A recent opinion piece in The Guardian ruffled feathers in the industry after it pinned the advertising and marketing industry’s flirtations with and ultimately trivialisations of social justice movements—or more simply wokeness—as helping the far right grow in prominence among consumers. Here, Accenture Song’s Fabio Buresti, explains what purpose actually is and how brands can use it as a tool for growth.
Brand purpose hasn’t failed. It’s been hijacked.
What started as a serious strategic tool for growth, a way to give organisations clarity and creative momentum, has been diluted into a parade of virtue signalling and vague moral posturing. And now, as predictably as the backlash was inevitable, people are calling time on the whole concept.
For the record, purpose is a clear definition of the strategic north star that an organisation delivers on. The thing that informs everything: market position, differentiation, customer experience, internal culture. But like it or not, too many people think purpose is about social activism.

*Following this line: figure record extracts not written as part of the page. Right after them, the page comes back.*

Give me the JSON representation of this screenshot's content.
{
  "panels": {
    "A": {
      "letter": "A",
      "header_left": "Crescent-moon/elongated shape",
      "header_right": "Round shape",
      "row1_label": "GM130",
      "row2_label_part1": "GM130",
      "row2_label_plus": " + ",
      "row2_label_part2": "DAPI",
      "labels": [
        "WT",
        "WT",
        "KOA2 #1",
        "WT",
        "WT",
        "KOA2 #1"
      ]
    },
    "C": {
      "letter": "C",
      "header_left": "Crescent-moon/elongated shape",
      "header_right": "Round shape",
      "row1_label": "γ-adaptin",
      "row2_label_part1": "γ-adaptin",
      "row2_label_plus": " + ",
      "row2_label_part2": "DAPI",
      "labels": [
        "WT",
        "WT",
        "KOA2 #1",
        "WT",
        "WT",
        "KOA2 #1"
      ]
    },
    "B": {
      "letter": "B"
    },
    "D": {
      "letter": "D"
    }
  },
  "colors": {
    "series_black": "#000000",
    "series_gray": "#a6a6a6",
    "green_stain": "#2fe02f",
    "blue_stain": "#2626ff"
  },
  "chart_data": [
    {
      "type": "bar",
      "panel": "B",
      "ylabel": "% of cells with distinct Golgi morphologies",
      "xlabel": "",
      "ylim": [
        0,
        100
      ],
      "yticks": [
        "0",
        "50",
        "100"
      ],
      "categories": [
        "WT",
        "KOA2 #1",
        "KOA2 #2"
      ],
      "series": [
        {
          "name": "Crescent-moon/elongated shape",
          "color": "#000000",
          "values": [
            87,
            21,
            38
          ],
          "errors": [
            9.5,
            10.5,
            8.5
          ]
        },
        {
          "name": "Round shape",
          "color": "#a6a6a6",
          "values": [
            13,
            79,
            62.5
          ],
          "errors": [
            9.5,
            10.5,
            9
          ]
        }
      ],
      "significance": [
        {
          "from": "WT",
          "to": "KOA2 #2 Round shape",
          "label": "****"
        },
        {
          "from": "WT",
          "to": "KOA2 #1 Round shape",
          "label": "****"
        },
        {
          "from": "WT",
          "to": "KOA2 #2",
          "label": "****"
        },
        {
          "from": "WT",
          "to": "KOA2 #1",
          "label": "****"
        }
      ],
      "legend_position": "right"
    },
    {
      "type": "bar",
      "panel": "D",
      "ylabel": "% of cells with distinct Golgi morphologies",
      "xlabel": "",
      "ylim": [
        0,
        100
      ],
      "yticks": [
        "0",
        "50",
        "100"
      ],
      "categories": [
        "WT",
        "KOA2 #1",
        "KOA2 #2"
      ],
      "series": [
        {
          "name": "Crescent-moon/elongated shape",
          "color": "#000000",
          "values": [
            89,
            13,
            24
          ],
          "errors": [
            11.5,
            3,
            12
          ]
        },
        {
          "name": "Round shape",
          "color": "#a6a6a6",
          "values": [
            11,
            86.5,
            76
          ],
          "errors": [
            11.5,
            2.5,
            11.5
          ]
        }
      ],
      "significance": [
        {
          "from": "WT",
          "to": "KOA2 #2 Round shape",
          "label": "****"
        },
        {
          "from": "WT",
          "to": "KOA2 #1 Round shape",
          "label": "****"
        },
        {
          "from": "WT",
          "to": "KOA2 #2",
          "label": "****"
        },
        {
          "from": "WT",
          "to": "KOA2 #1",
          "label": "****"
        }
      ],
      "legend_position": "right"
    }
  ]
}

In The Guardian, Eugene Healey argued that the advertising industry’s flirtation with social good has “ultimately helped the far right”. That by commodifying activism and chasing progressive relevance, brands have disillusioned audiences and eroded trust. It’s a compelling read, and something that’s been on my mind for a long time.
Zoe Scaman makes a similar point in her piece “From Woke-Washing to Influence Architecture”, where she calls out brands for treating social impact like a seasonal trend, rather than building meaningful influence.
But purpose isn’t the villain here. The problem is the chronic misunderstanding of what purpose is. How an industry that is meant to be good with words got here, is beyond me. Marketing professionals sell language, craft narratives and sharpen positioning until it cuts through. And yet, somehow, they’ve managed to take perfectly good words and turned them into a dead weight for growth. Not through malice, but through overuse, and a chronic lack of strategic discipline. Nowhere is this clearer than the mess that’s been made of “purpose”.
Proper purpose isn’t about activism. It’s not a call to change the world. It’s a call to focus on what your brand contributes to the lives of real people, and how that contribution fuels growth. It’s a commercial tool, that reflects moral conviction. Strategy first. Meaningful always. Performative, never.
Michelle Klein, IAG’s Chief Customer and Marketing Officer, and the team at NRMA Insurance are taking the concept of “Help” and operationalising it across the business, from services, to innovation, to customer experiences. Becoming ‘A Help Company’ wasn’t plucked from thin air, it’s grounded in the parent company IAG’s purpose: To make your world a safer place. That’s not emotional fluff. That’s organisational design with commercial consequence: Growth.
IKEA has been purpose-driven since day one, even if they call it their vision: To create a better everyday life for the many people. I remember being at their global conference in Stockholm over a decade ago –it was the very first thing they talked about. Not a campaign line, and not social commentary; their purpose is a business strategy built on democratic design. It guides product development, store experience, pricing, logistics. It’s a purpose built for scale, not sanctimony.
Telstra gets it. Right up top in the annual report, before the numbers, there it is: To build a connected future so everyone can thrive. Not just a line, but a lever. It’s the kind of purpose that sets a high bar and then dares the business to meet it. It demands better networks, smarter tech, and services that don’t just work, they work for people. It’s not about sentiment, it’s about standards. And when you bake that into your operations, not just your comms, that’s when purpose earns its place on the balance sheet.
The issue is not brand purpose. It’s brand performance, purpose used as campaign paint rather than strategic architecture. And yes, when brands wander into social commentary with no right or credibility, they deserve the eyerolls. But the answer isn’t to abandon purpose. It’s to use it properly.
Real purpose isn’t designed to win applause or please keyboard warriors. It’s designed to make businesses coherent, distinctive, and growth ready. It aligns teams, fuels innovation, and unlocks powerful creativity for growth, if you treat it as strategy, not sentiment.
So, let’s stop blaming purpose for sins it didn’t commit. Let’s blame the vague thinking, the marketing-led misinterpretations, and the performative nonsense that buried its true value.
Purpose is one of the most powerful tools in strategy, and it’s time for the c-suite to re-evaluate what it means and take control of it. It’s not a tagline; it’s a growth engine. A clarity machine. A cultural anchor. A creative unlock.
The best leaders won’t just nod to purpose, they’ll drive it, fund it, and build around it. They’ll use it to cut through noise and accelerate everything that matters. The organisations that win, won’t just say they have a purpose, they’ll be the ones leading with it.